Dollar Gains as Week Draws to a Close

May 15, 2015

The dollar advanced broadly overnight, appreciating by 1.3% against the Swiss franc, 1.1% relative to the Australian dollar, 0.5% versus the euro and loonie, 0.8% vis-a-vis the kiwi, 0.4% against the yen, 0.2% versus sterling and o.1% against the yuan.

The Japanese Nikkei climbed 0.8%, but share prices fell 1.8% in China, 0.7% in South Korea, and 0.4% in Indonesia. In European markets, the German Dax and Spanish Ibex have slipped 0.4% and the Greek market has lost 2.2% of its value.

Ten-year Japanese sovereign debt yields fell five basis  points.  The 10-year Treasury and British gilt yields are four basis points lower, and the 10-year German bund has shed three bps.

West Texas Intermediate crude oil dropped 1.5% to $58.97 per barrel.  Comex gold is 0.8% weaker at $1,215.90 per troy ounce.

On the central banking front,

  • Bank of Japan Governor Kuroda boasted that quantitative and qualitative monetary stimulus undertaken thus far has generated the same impact as a nominal interest rate cut of 250 basis points.  Kuroda claimed that the drop in inflation will be temporary, asserting that in most respects such as measures of expected inflation QQE has worked pretty much as intended.
  • The Bank of Chile retained a 3.0% main interest rate.  That’s been the level since a 25-basis point cut last October.
  • The Reserve Bank of Peru interest rate was kept at 3.25%, its level since a 25-bp reduction this past January.
  • The Bank of Korea’s 7-day repo rate was maintained at its record low of 1.75%.  CPI inflation of 0.4% is at a 15-year low, but officials feel that the economy is recovering modestly.

U.S. industrial production contracted 0.3% in April.  Such was the fifth straight month-on-month decline and left the 12-month increase at just 1.9%.  Factory output was unchanged on month and 2.3% higher on year.  Overall industrial capacity usage slid 0.4 percentage points to 78.2%, having ended 2014 at a loftier 79.5%.

The Empire State manufacturing index returned to positive ground in March, rising 4.28 points to +3.09.  That’s still 6.86 points under the end-2014 level, however.

The U. Michigan/Reuters index of consumer sentiment unexpectedly slumped 7.3 points to a 7-month low of 88.6, according to a preliminary reading for May.

The Treasury Department will be releasing U.S. capital flow data later today.

Earlier in Asia, Japan reported a 2.1% April on-year decline in domestic corporate goods prices.  The deterioration from +0.7% in the year to March reflected the elimination of last year’s consumption tax hike from the 12-month rate of change.  The drop of 2.1% was the most deflationary reading in 20 months.  Export prices fell 4.5% on year, while import prices plunged 17.8%.

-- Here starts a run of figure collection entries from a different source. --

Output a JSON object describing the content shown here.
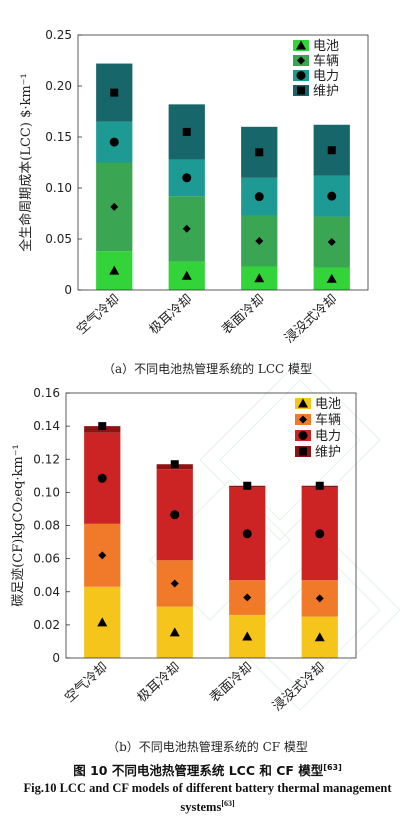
{
  "chart_data": [
    {
      "type": "bar",
      "stacked": true,
      "subcaption": "（a）不同电池热管理系统的 LCC 模型",
      "ylabel": "全生命周期成本(LCC) $·km⁻¹",
      "ylim": [
        0,
        0.25
      ],
      "yticks": [
        "0",
        "0.05",
        "0.10",
        "0.15",
        "0.20",
        "0.25"
      ],
      "ytick_values": [
        0,
        0.05,
        0.1,
        0.15,
        0.2,
        0.25
      ],
      "categories": [
        "空气冷却",
        "极耳冷却",
        "表面冷却",
        "浸没式冷却"
      ],
      "legend_position": "top-right",
      "grid": false,
      "series": [
        {
          "name": "电池",
          "values": [
            0.038,
            0.028,
            0.023,
            0.022
          ],
          "color": "#33d43a",
          "marker": "triangle"
        },
        {
          "name": "车辆",
          "values": [
            0.087,
            0.064,
            0.05,
            0.05
          ],
          "color": "#3aa552",
          "marker": "diamond"
        },
        {
          "name": "电力",
          "values": [
            0.04,
            0.036,
            0.037,
            0.04
          ],
          "color": "#1d9a94",
          "marker": "circle"
        },
        {
          "name": "维护",
          "values": [
            0.057,
            0.054,
            0.05,
            0.05
          ],
          "color": "#16666a",
          "marker": "square"
        }
      ]
    },
    {
      "type": "bar",
      "stacked": true,
      "subcaption": "（b）不同电池热管理系统的 CF 模型",
      "ylabel": "碳足迹(CF)kgCO₂eq·km⁻¹",
      "ylim": [
        0,
        0.16
      ],
      "yticks": [
        "0",
        "0.02",
        "0.04",
        "0.06",
        "0.08",
        "0.10",
        "0.12",
        "0.14",
        "0.16"
      ],
      "ytick_values": [
        0,
        0.02,
        0.04,
        0.06,
        0.08,
        0.1,
        0.12,
        0.14,
        0.16
      ],
      "categories": [
        "空气冷却",
        "极耳冷却",
        "表面冷却",
        "浸没式冷却"
      ],
      "legend_position": "top-right",
      "grid": false,
      "series": [
        {
          "name": "电池",
          "values": [
            0.043,
            0.031,
            0.026,
            0.025
          ],
          "color": "#f6c51c",
          "marker": "triangle"
        },
        {
          "name": "车辆",
          "values": [
            0.038,
            0.028,
            0.021,
            0.022
          ],
          "color": "#f07a2a",
          "marker": "diamond"
        },
        {
          "name": "电力",
          "values": [
            0.055,
            0.055,
            0.056,
            0.056
          ],
          "color": "#cc2424",
          "marker": "circle"
        },
        {
          "name": "维护",
          "values": [
            0.004,
            0.003,
            0.001,
            0.001
          ],
          "color": "#8e1414",
          "marker": "square"
        }
      ]
    }
  ],
  "caption": {
    "cn_main": "图 10 不同电池热管理系统 LCC 和 CF 模型",
    "cn_ref": "[63]",
    "en_main": "Fig.10 LCC and CF models of different battery thermal management systems",
    "en_ref": "[63]"
  }
}
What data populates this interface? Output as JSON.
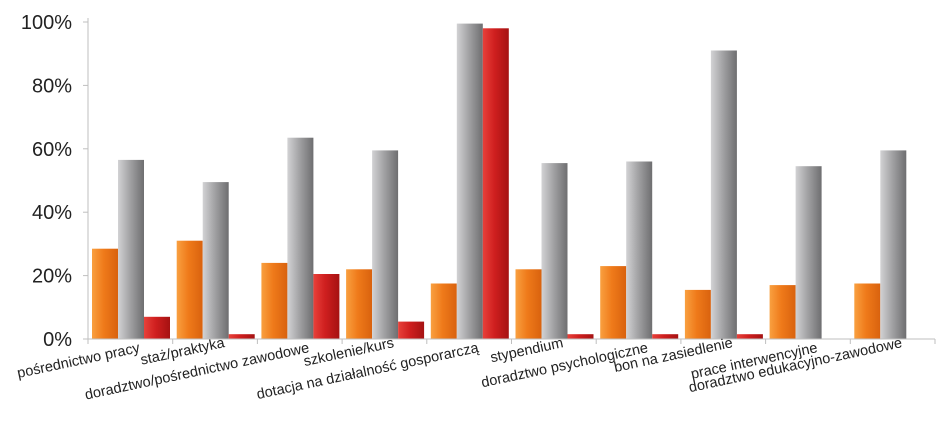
{
  "chart_data": {
    "type": "bar",
    "categories": [
      "pośrednictwo pracy",
      "staż/praktyka",
      "doradztwo/pośrednictwo zawodowe",
      "szkolenie/kurs",
      "dotacja na działalność gosporarczą",
      "stypendium",
      "doradztwo psychologiczne",
      "bon na zasiedlenie",
      "prace interwencyjne",
      "doradztwo edukacyjno-zawodowe"
    ],
    "series": [
      {
        "color": "#f07d1e",
        "values": [
          28.5,
          31,
          24,
          22,
          17.5,
          22,
          23,
          15.5,
          17,
          17.5
        ]
      },
      {
        "color": "#9d9d9f",
        "values": [
          56.5,
          49.5,
          63.5,
          59.5,
          99.5,
          55.5,
          56,
          91,
          54.5,
          59.5
        ]
      },
      {
        "color": "#d11f1f",
        "values": [
          7,
          1.5,
          20.5,
          5.5,
          98,
          1.5,
          1.5,
          1.5,
          0,
          0
        ]
      }
    ],
    "yticks": [
      "0%",
      "20%",
      "40%",
      "60%",
      "80%",
      "100%"
    ],
    "ylim": [
      0,
      100
    ],
    "grid": false,
    "legend": "none"
  }
}
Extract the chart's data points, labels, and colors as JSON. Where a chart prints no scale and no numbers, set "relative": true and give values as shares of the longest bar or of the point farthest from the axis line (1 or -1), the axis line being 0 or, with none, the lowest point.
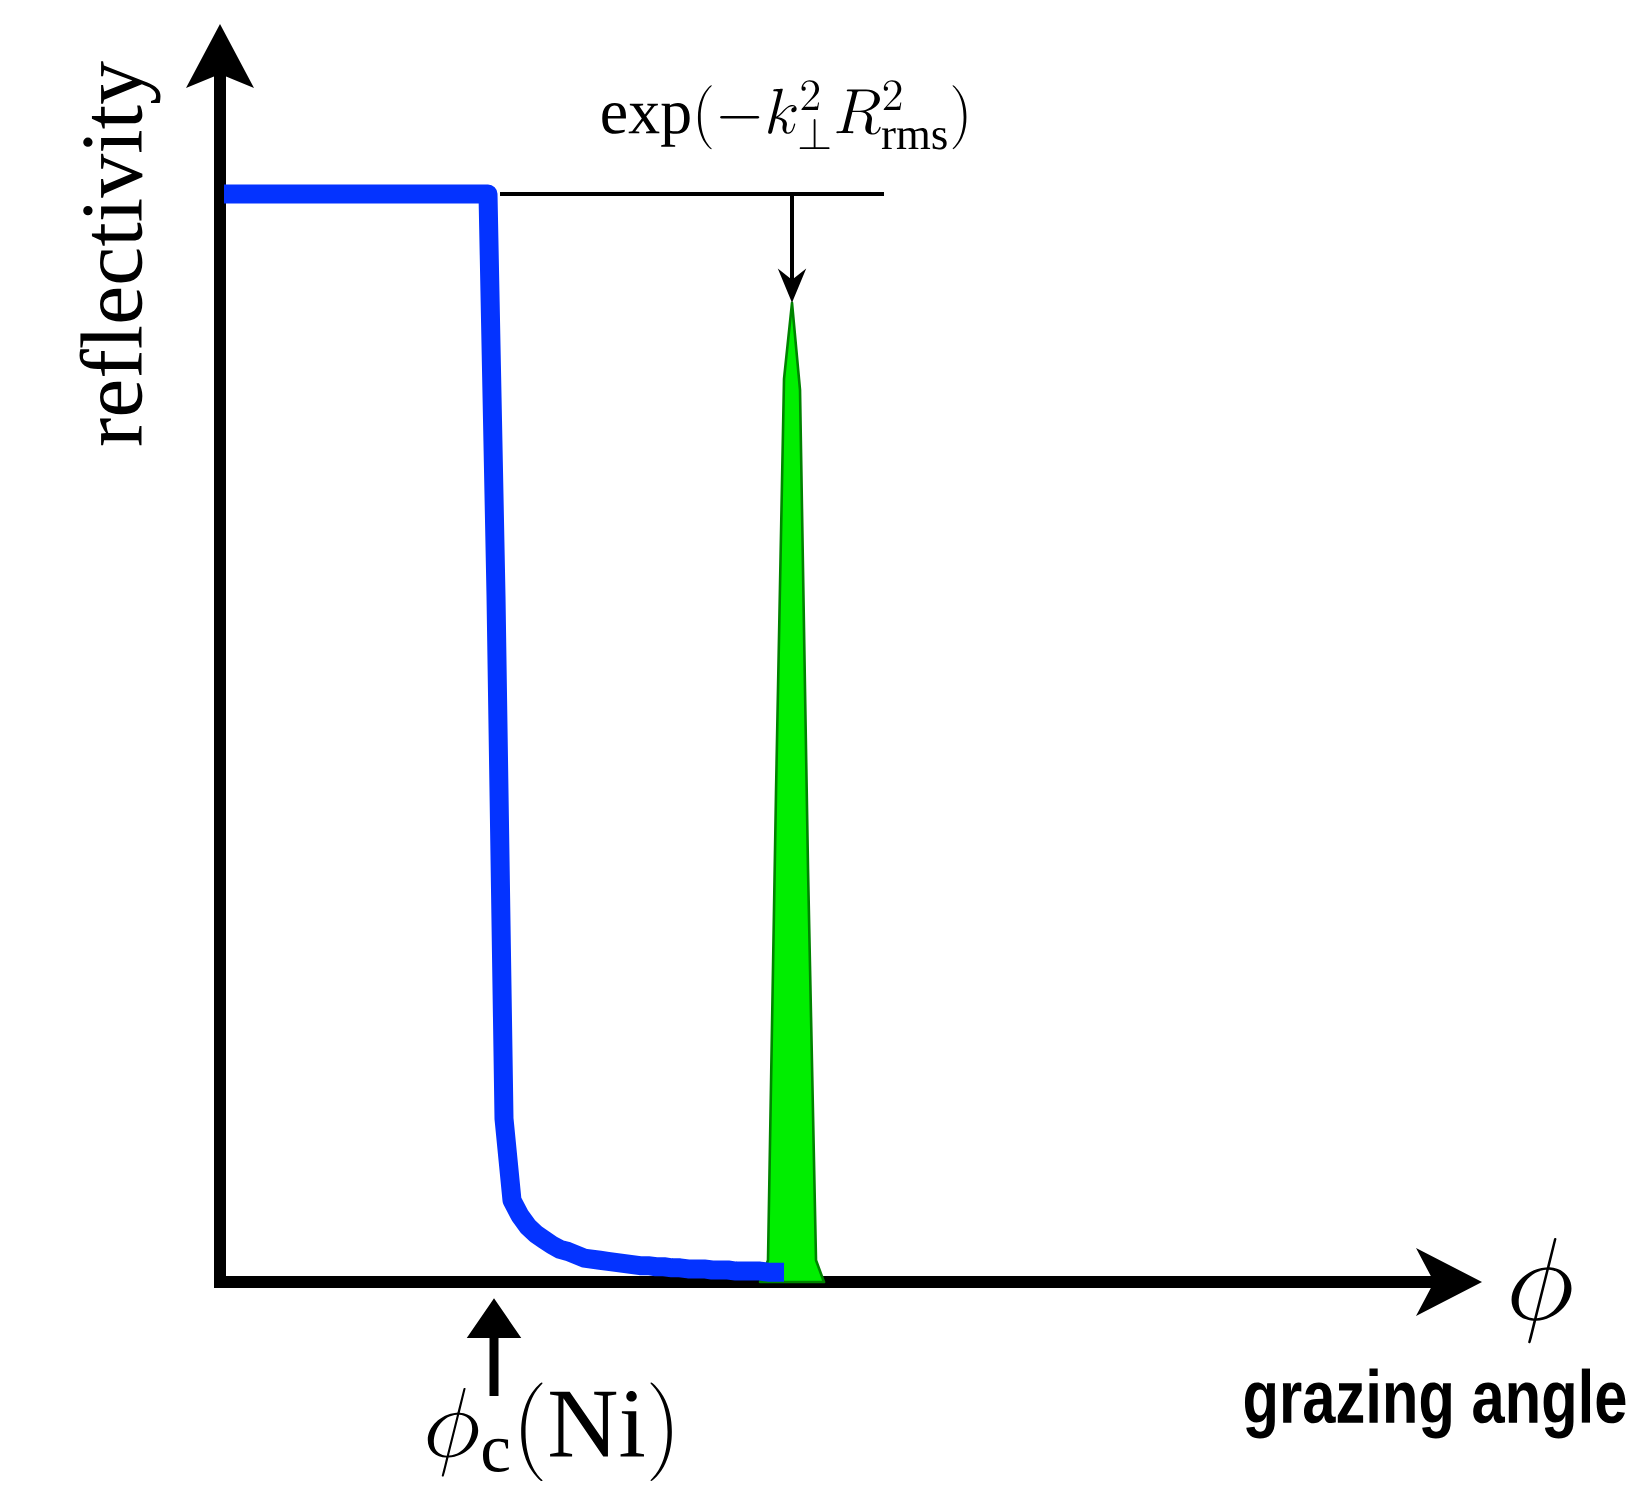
{
  "chart_data": {
    "type": "line",
    "relative": true,
    "ylabel": "reflectivity",
    "xlabel": "\\phi",
    "annotations": [
      "\\exp(-k_{\\perp}^{2}R_{\\mathrm{rms}}^{2})",
      "\\phi_{\\mathrm{c}}(\\mathrm{Ni})",
      "grazing angle"
    ],
    "categories": [
      null,
      null,
      null,
      null,
      null,
      null,
      null,
      null,
      null,
      null,
      null,
      null,
      null,
      null,
      null,
      null,
      null,
      null,
      null,
      null,
      null,
      null,
      null,
      null,
      null,
      null,
      null,
      null,
      null,
      null,
      null,
      null,
      null,
      null,
      null,
      null,
      null,
      null,
      null,
      null,
      null,
      null,
      null,
      null,
      null,
      null,
      null,
      null,
      null,
      null,
      null,
      null,
      null,
      null,
      null,
      null,
      null,
      null,
      null,
      null,
      null,
      null,
      null,
      null,
      null,
      null,
      null,
      null,
      null,
      null,
      null,
      null,
      null,
      null,
      null,
      null,
      null,
      null,
      null,
      null,
      null,
      null,
      null,
      null,
      null,
      null,
      null,
      null,
      null,
      null,
      null,
      null,
      null,
      null,
      null,
      null,
      null,
      null,
      null,
      null,
      null,
      null,
      null,
      null,
      null,
      null,
      null,
      null,
      null,
      null,
      null,
      null,
      null,
      null,
      null,
      null,
      null,
      null,
      null,
      null,
      null,
      null,
      null,
      null,
      null,
      null,
      null,
      null,
      null,
      null,
      null,
      null,
      null,
      null,
      null,
      null,
      null,
      null,
      null,
      null,
      null,
      null,
      null,
      null,
      null,
      null,
      null,
      null,
      null,
      null
    ],
    "series": [
      {
        "color": "#0433ff",
        "values": [
          1,
          1,
          1,
          1,
          1,
          1,
          1,
          1,
          1,
          1,
          1,
          1,
          1,
          1,
          1,
          1,
          1,
          1,
          1,
          1,
          1,
          1,
          1,
          1,
          1,
          1,
          1,
          1,
          1,
          1,
          1,
          1,
          1,
          1,
          0.63,
          0.15,
          0.075,
          0.061,
          0.051,
          0.044,
          0.039,
          0.034,
          0.03,
          0.028,
          0.025,
          0.022,
          0.021,
          0.02,
          0.019,
          0.018,
          0.017,
          0.016,
          0.015,
          0.015,
          0.014,
          0.014,
          0.013,
          0.013,
          0.012,
          0.012,
          0.012,
          0.011,
          0.011,
          0.011,
          0.01,
          0.01,
          0.01,
          0.01,
          0.009,
          0.009,
          0.009,
          null,
          null,
          null,
          null,
          null,
          null,
          null,
          null,
          null,
          null,
          null,
          null,
          null,
          null,
          null,
          null,
          null,
          null,
          null,
          null,
          null,
          null,
          null,
          null,
          null,
          null,
          null,
          null,
          null,
          null,
          null,
          null,
          null,
          null,
          null,
          null,
          null,
          null,
          null,
          null,
          null,
          null,
          null,
          null,
          null,
          null,
          null,
          null,
          null,
          null,
          null,
          null,
          null,
          null,
          null,
          null,
          null,
          null,
          null,
          null,
          null,
          null,
          null,
          null,
          null,
          null,
          null,
          null,
          null,
          null,
          null,
          null,
          null,
          null,
          null,
          null,
          null,
          null,
          null
        ]
      },
      {
        "type": "area",
        "color": "#00ee00",
        "values": [
          null,
          null,
          null,
          null,
          null,
          null,
          null,
          null,
          null,
          null,
          null,
          null,
          null,
          null,
          null,
          null,
          null,
          null,
          null,
          null,
          null,
          null,
          null,
          null,
          null,
          null,
          null,
          null,
          null,
          null,
          null,
          null,
          null,
          null,
          null,
          null,
          null,
          null,
          null,
          null,
          null,
          null,
          null,
          null,
          null,
          null,
          null,
          null,
          null,
          null,
          null,
          null,
          null,
          null,
          null,
          null,
          null,
          null,
          null,
          null,
          null,
          null,
          null,
          null,
          null,
          null,
          null,
          0,
          0.02,
          0.45,
          0.83,
          0.9,
          0.82,
          0.38,
          0.02,
          0,
          null,
          null,
          null,
          null,
          null,
          null,
          null,
          null,
          null,
          null,
          null,
          null,
          null,
          null,
          null,
          null,
          null,
          null,
          null,
          null,
          null,
          null,
          null,
          null,
          null,
          null,
          null,
          null,
          null,
          null,
          null,
          null,
          null,
          null,
          null,
          null,
          null,
          null,
          null,
          null,
          null,
          null,
          null,
          null,
          null,
          null,
          null,
          null,
          null,
          null,
          null,
          null,
          null,
          null,
          null,
          null,
          null,
          null,
          null,
          null,
          null,
          null,
          null,
          null,
          null,
          null,
          null,
          null,
          null,
          null,
          null,
          null,
          null,
          null
        ]
      }
    ],
    "ref_lines": [
      {
        "axis": "y",
        "value": 1
      }
    ]
  }
}
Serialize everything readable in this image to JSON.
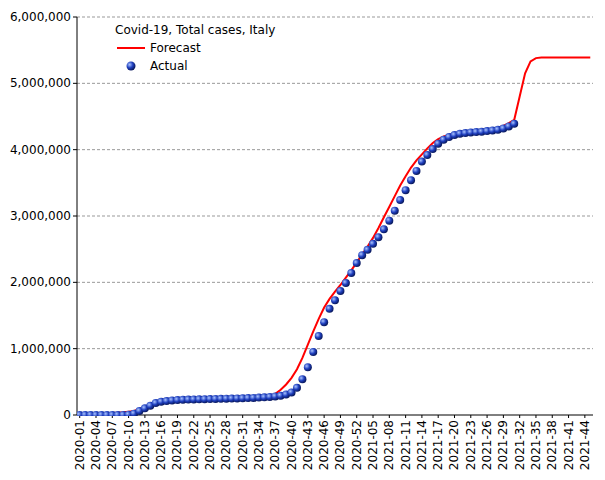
{
  "chart_data": {
    "type": "line",
    "title": "Covid-19, Total cases, Italy",
    "categories": [
      "2020-01",
      null,
      null,
      "2020-04",
      null,
      null,
      "2020-07",
      null,
      null,
      "2020-10",
      null,
      null,
      "2020-13",
      null,
      null,
      "2020-16",
      null,
      null,
      "2020-19",
      null,
      null,
      "2020-22",
      null,
      null,
      "2020-25",
      null,
      null,
      "2020-28",
      null,
      null,
      "2020-31",
      null,
      null,
      "2020-34",
      null,
      null,
      "2020-37",
      null,
      null,
      "2020-40",
      null,
      null,
      "2020-43",
      null,
      null,
      "2020-46",
      null,
      null,
      "2020-49",
      null,
      null,
      "2020-52",
      null,
      null,
      "2021-05",
      null,
      null,
      "2021-08",
      null,
      null,
      "2021-11",
      null,
      null,
      "2021-14",
      null,
      null,
      "2021-17",
      null,
      null,
      "2021-20",
      null,
      null,
      "2021-23",
      null,
      null,
      "2021-26",
      null,
      null,
      "2021-29",
      null,
      null,
      "2021-32",
      null,
      null,
      "2021-35",
      null,
      null,
      "2021-38",
      null,
      null,
      "2021-41",
      null,
      null,
      "2021-44",
      null
    ],
    "series": [
      {
        "name": "Forecast",
        "color": "#ff0000",
        "type": "line",
        "line_style": "solid",
        "marker": "none",
        "values": [
          20000,
          20000,
          20000,
          20000,
          20000,
          25000,
          30000,
          35000,
          40000,
          50000,
          60000,
          90000,
          120000,
          150000,
          175000,
          190000,
          200000,
          205000,
          210000,
          212000,
          214000,
          216000,
          218000,
          220000,
          222000,
          224000,
          226000,
          228000,
          230000,
          235000,
          240000,
          245000,
          250000,
          258000,
          268000,
          285000,
          320000,
          380000,
          460000,
          560000,
          690000,
          860000,
          1060000,
          1260000,
          1450000,
          1620000,
          1750000,
          1860000,
          1960000,
          2070000,
          2180000,
          2300000,
          2420000,
          2540000,
          2670000,
          2820000,
          2980000,
          3140000,
          3300000,
          3460000,
          3600000,
          3730000,
          3840000,
          3930000,
          4020000,
          4100000,
          4160000,
          4200000,
          4220000,
          4240000,
          4250000,
          4260000,
          4270000,
          4280000,
          4290000,
          4300000,
          4310000,
          4330000,
          4360000,
          4400000,
          4450000,
          4800000,
          5150000,
          5330000,
          5380000,
          5390000,
          5390000,
          5390000,
          5390000,
          5390000,
          5390000,
          5390000,
          5390000,
          5390000,
          5390000
        ]
      },
      {
        "name": "Actual",
        "color": "#1f3fbf",
        "type": "scatter",
        "line_style": "none",
        "marker": "circle",
        "values": [
          0,
          0,
          0,
          0,
          0,
          0,
          0,
          0,
          1000,
          5000,
          20000,
          60000,
          100000,
          140000,
          180000,
          200000,
          210000,
          220000,
          225000,
          230000,
          232000,
          234000,
          236000,
          238000,
          240000,
          242000,
          244000,
          246000,
          248000,
          250000,
          252000,
          255000,
          258000,
          262000,
          266000,
          272000,
          280000,
          290000,
          310000,
          340000,
          410000,
          540000,
          720000,
          950000,
          1190000,
          1400000,
          1600000,
          1730000,
          1870000,
          1990000,
          2140000,
          2290000,
          2410000,
          2490000,
          2580000,
          2680000,
          2800000,
          2930000,
          3080000,
          3240000,
          3390000,
          3540000,
          3680000,
          3820000,
          3920000,
          4010000,
          4090000,
          4150000,
          4190000,
          4220000,
          4240000,
          4250000,
          4260000,
          4265000,
          4270000,
          4280000,
          4290000,
          4300000,
          4320000,
          4350000,
          4390000,
          null,
          null,
          null,
          null,
          null,
          null,
          null,
          null,
          null,
          null,
          null,
          null,
          null,
          null
        ]
      }
    ],
    "ylim": [
      0,
      6000000
    ],
    "yticks": [
      0,
      {
        "value": 1000000,
        "label": "1,000,000"
      },
      {
        "value": 2000000,
        "label": "2,000,000"
      },
      {
        "value": 3000000,
        "label": "3,000,000"
      },
      {
        "value": 4000000,
        "label": "4,000,000"
      },
      {
        "value": 5000000,
        "label": "5,000,000"
      },
      {
        "value": 6000000,
        "label": "6,000,000"
      }
    ],
    "grid": true,
    "legend": "upper left"
  }
}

Japanese consumer confidence eased to a 2-month low of 41.5 in April from a reading of 41.7 in March but was above the low of 37.0 in April 2014.

Retail sales in Singapore in March were weaker than expected, recovering 1.1% on month but only to 2.1% above the year-earlier level.  Indonesia posted a $3.85 billion current account deficit in the first quarter of 2015, down from $5.67 billion in the previous quarter.

Malaysian GDP grew 1.2% between 4Q14 and 1Q15.  On-year growth edged down by only 0.1 percentage point to 5.6%.  Real GDP in Hong Kong rose considerably less strongly, 2.1%, in the same one-year time span.

The Swiss index of producer and import prices in April dived 2.1% on month and 5.2% on year in yet another sign of persistent deflationary headwinds.  Domestic PPI fell 1.6% on month and 3.5% on year.

U.K. construction output jumped 3.9% on month in March and surpassed its year-earlier level by 1.6%.  But the British index of leading economic indicators revealed a loss of steam in March, edging just 0.2% higher.  The index of coincident economic indicators also rose just 0.2%.

Polish GDP expanded 3.5% in the year to 1Q15.  On-year Czech GDP growth of 3.9% was twice as much as anticipated and the strongest advance since the year to 2Q08.

Norway’s trade surplus plunged sharply to a record low in April of NOK 1.16 billion.

Canada’s March survey of manufacturing sales, orders, and inventories was reported.  Sales increased 2.9% on month but just 0.3% on year.  Orders and inventories were respectively 1.5% and 0.1% greater than in March 2014.